From Wikipedia, the free encyclopedia
Sino-Namibian relations refer to the official and historical relations between to the People's Republic of China and Republic of Namibia. Governmental relations were first established the day after Namibia's independence, but relations with Namibian independence movements date back to the 1960s.[1]
[edit] Chinese support for independence movements
Beginning in the 1960s, during the Namibian War of Independence, China provided various indigenous Namibian independence movements (at first South West African National Union (SWANU)[2] and later South West Africa People's Organization (SWAPO) with "moral and material support".[3]

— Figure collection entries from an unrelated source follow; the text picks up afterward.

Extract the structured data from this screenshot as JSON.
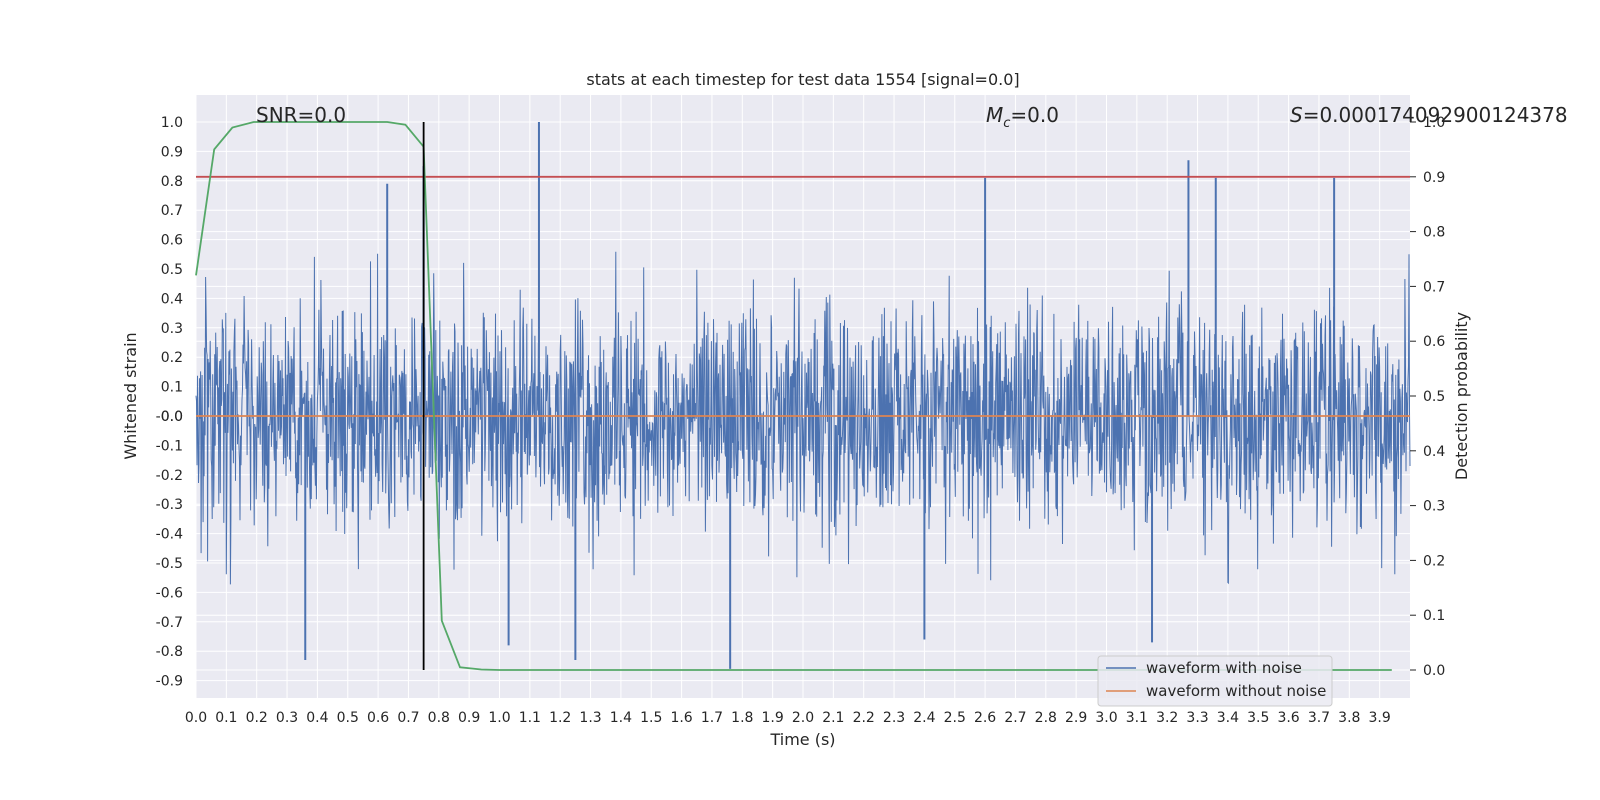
{
  "chart_data": {
    "type": "line",
    "title": "stats at each timestep for test data 1554 [signal=0.0]",
    "xlabel": "Time (s)",
    "ylabel_left": "Whitened strain",
    "ylabel_right": "Detection probability",
    "xlim": [
      0.0,
      4.0
    ],
    "ylim_left": [
      -0.95,
      1.09
    ],
    "ylim_right": [
      -0.05,
      1.0
    ],
    "x_ticks": [
      "0.0",
      "0.1",
      "0.2",
      "0.3",
      "0.4",
      "0.5",
      "0.6",
      "0.7",
      "0.8",
      "0.9",
      "1.0",
      "1.1",
      "1.2",
      "1.3",
      "1.4",
      "1.5",
      "1.6",
      "1.7",
      "1.8",
      "1.9",
      "2.0",
      "2.1",
      "2.2",
      "2.3",
      "2.4",
      "2.5",
      "2.6",
      "2.7",
      "2.8",
      "2.9",
      "3.0",
      "3.1",
      "3.2",
      "3.3",
      "3.4",
      "3.5",
      "3.6",
      "3.7",
      "3.8",
      "3.9"
    ],
    "y_ticks_left": [
      "1.0",
      "0.9",
      "0.8",
      "0.7",
      "0.6",
      "0.5",
      "0.4",
      "0.3",
      "0.2",
      "0.1",
      "0.0",
      "-0.0",
      "-0.1",
      "-0.2",
      "-0.3",
      "-0.4",
      "-0.5",
      "-0.6",
      "-0.7",
      "-0.8",
      "-0.9"
    ],
    "y_ticks_right": [
      "1.0",
      "0.9",
      "0.8",
      "0.7",
      "0.6",
      "0.5",
      "0.4",
      "0.3",
      "0.2",
      "0.1",
      "0.0"
    ],
    "annotations": {
      "snr": "SNR=0.0",
      "mc_symbol": "M",
      "mc_sub": "c",
      "mc_value": "=0.0",
      "s_symbol": "S",
      "s_value": "=0.00017409290012437​8"
    },
    "grid": true,
    "legend_position": "lower-right",
    "legend": [
      "waveform with noise",
      "waveform without noise"
    ],
    "series": [
      {
        "name": "waveform with noise",
        "axis": "left",
        "color": "#4c72b0",
        "description": "dense whitened strain noise, roughly between -0.55 and 0.65 with spikes",
        "notable_peaks": [
          {
            "x": 1.13,
            "y": 1.0
          },
          {
            "x": 3.27,
            "y": 0.87
          },
          {
            "x": 0.75,
            "y": 0.85
          },
          {
            "x": 2.6,
            "y": 0.81
          },
          {
            "x": 3.36,
            "y": 0.81
          },
          {
            "x": 3.75,
            "y": 0.81
          },
          {
            "x": 0.63,
            "y": 0.79
          },
          {
            "x": 1.76,
            "y": -0.86
          },
          {
            "x": 0.36,
            "y": -0.83
          },
          {
            "x": 1.25,
            "y": -0.83
          },
          {
            "x": 1.03,
            "y": -0.78
          },
          {
            "x": 3.15,
            "y": -0.77
          },
          {
            "x": 2.4,
            "y": -0.76
          }
        ]
      },
      {
        "name": "waveform without noise",
        "axis": "left",
        "color": "#dd8452",
        "x": [
          0.0,
          4.0
        ],
        "y": [
          0.0,
          0.0
        ]
      },
      {
        "name": "detection probability",
        "axis": "right",
        "color": "#55a868",
        "x": [
          0.0,
          0.06,
          0.12,
          0.19,
          0.25,
          0.31,
          0.38,
          0.44,
          0.5,
          0.56,
          0.63,
          0.69,
          0.75,
          0.81,
          0.87,
          0.94,
          1.0,
          1.5,
          2.0,
          2.5,
          3.0,
          3.5,
          3.94
        ],
        "y": [
          0.72,
          0.95,
          0.99,
          1.0,
          1.0,
          1.0,
          1.0,
          1.0,
          1.0,
          1.0,
          1.0,
          0.995,
          0.955,
          0.09,
          0.005,
          0.001,
          0.0,
          0.0,
          0.0,
          0.0,
          0.0,
          0.0,
          0.0
        ]
      }
    ],
    "threshold_line": {
      "axis": "right",
      "y": 0.9,
      "color": "#c44e52"
    },
    "marker_line": {
      "x": 0.75,
      "color": "#000000"
    }
  }
}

[edit] China since Namibian independence
PR China and Namibia established relations on 22 March 1990, which was the day after Namibia's independence.[4] The government of Namibia is an adherent to the One-China policy.[5]
[edit] Economic relations
China and Namibia have developed close economic relations, with trade increasing two-fold between the two countries from 2003-2006. During a February 2007 visit, Chinese President Hu Jintao pledged Namibia "RMB 1 billion of concessional loans, 100 million US dollars of preferential export buyer's credit, RMB 30 million yuan of grants and RMB 30 million of interest-free loans..."[6]

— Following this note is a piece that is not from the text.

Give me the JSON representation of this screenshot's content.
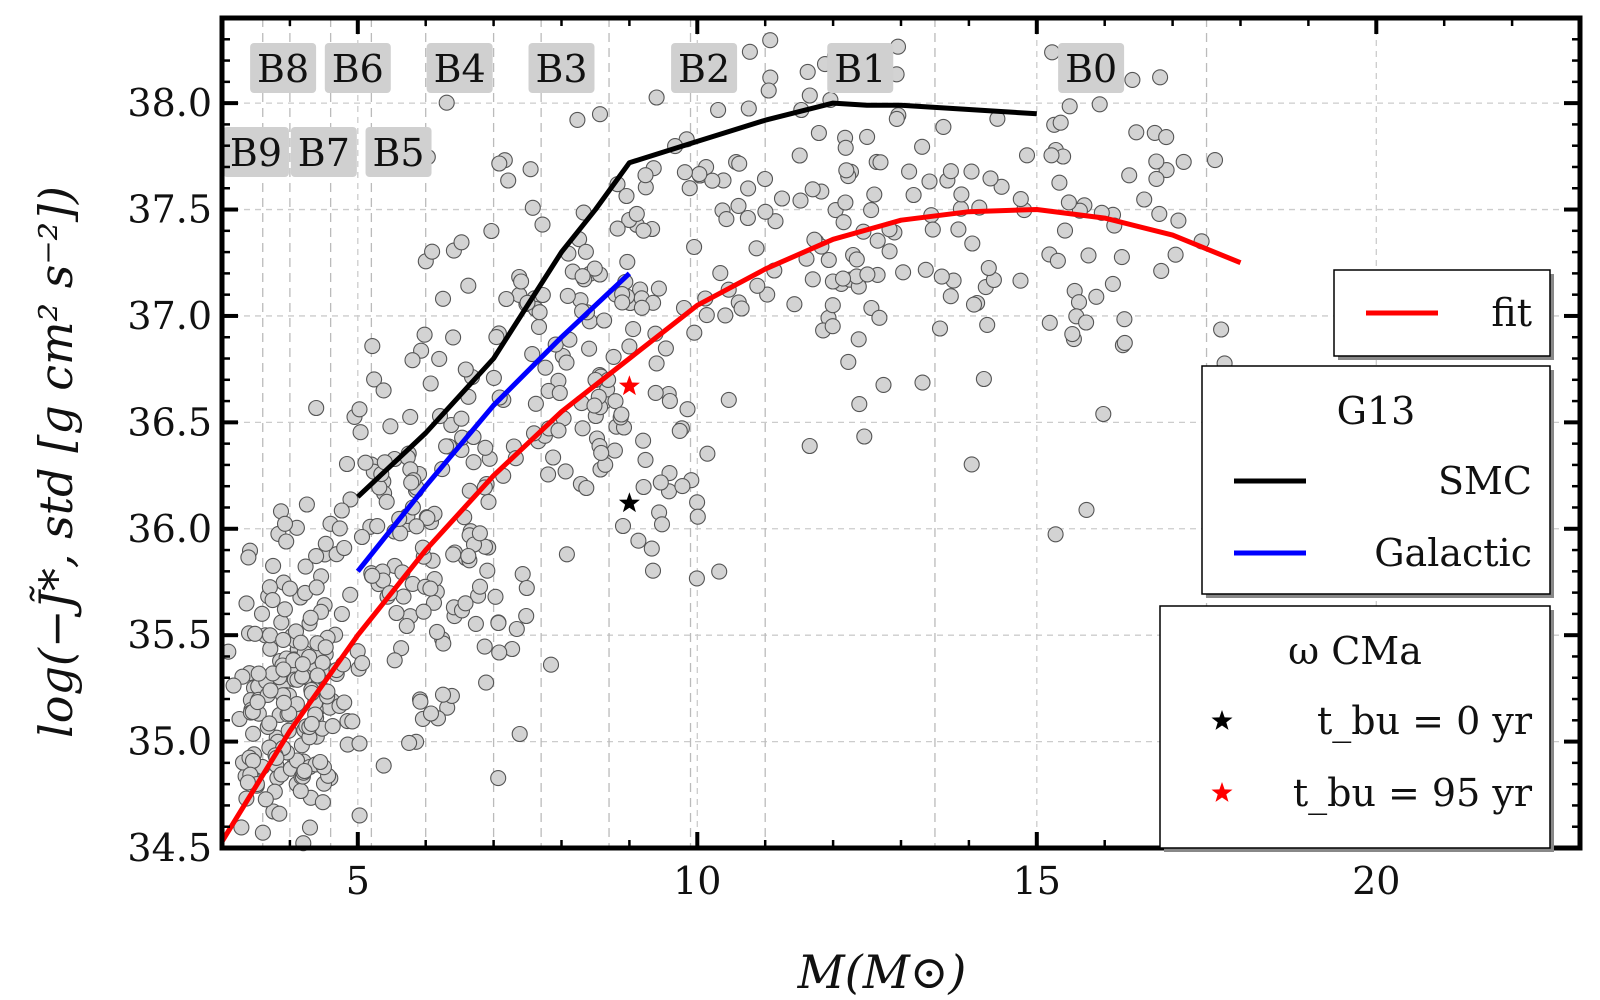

[edit] An Yue Jiang scandal
In April 2008, a weapons shipment on the An Yue Jiang container ship from China to Zimbabwe was stopped from porting in South Africa. Seeking a destination for the ship, it was rumored that the ship would be port on Namibia's coast at Walvis Bay. On 24 April, 2008, a protest took place in Namibia's capital of Windhoek, where two hundred protesters marched from a local park to the Chinese embassy.[7] The ship did not port in Namibia.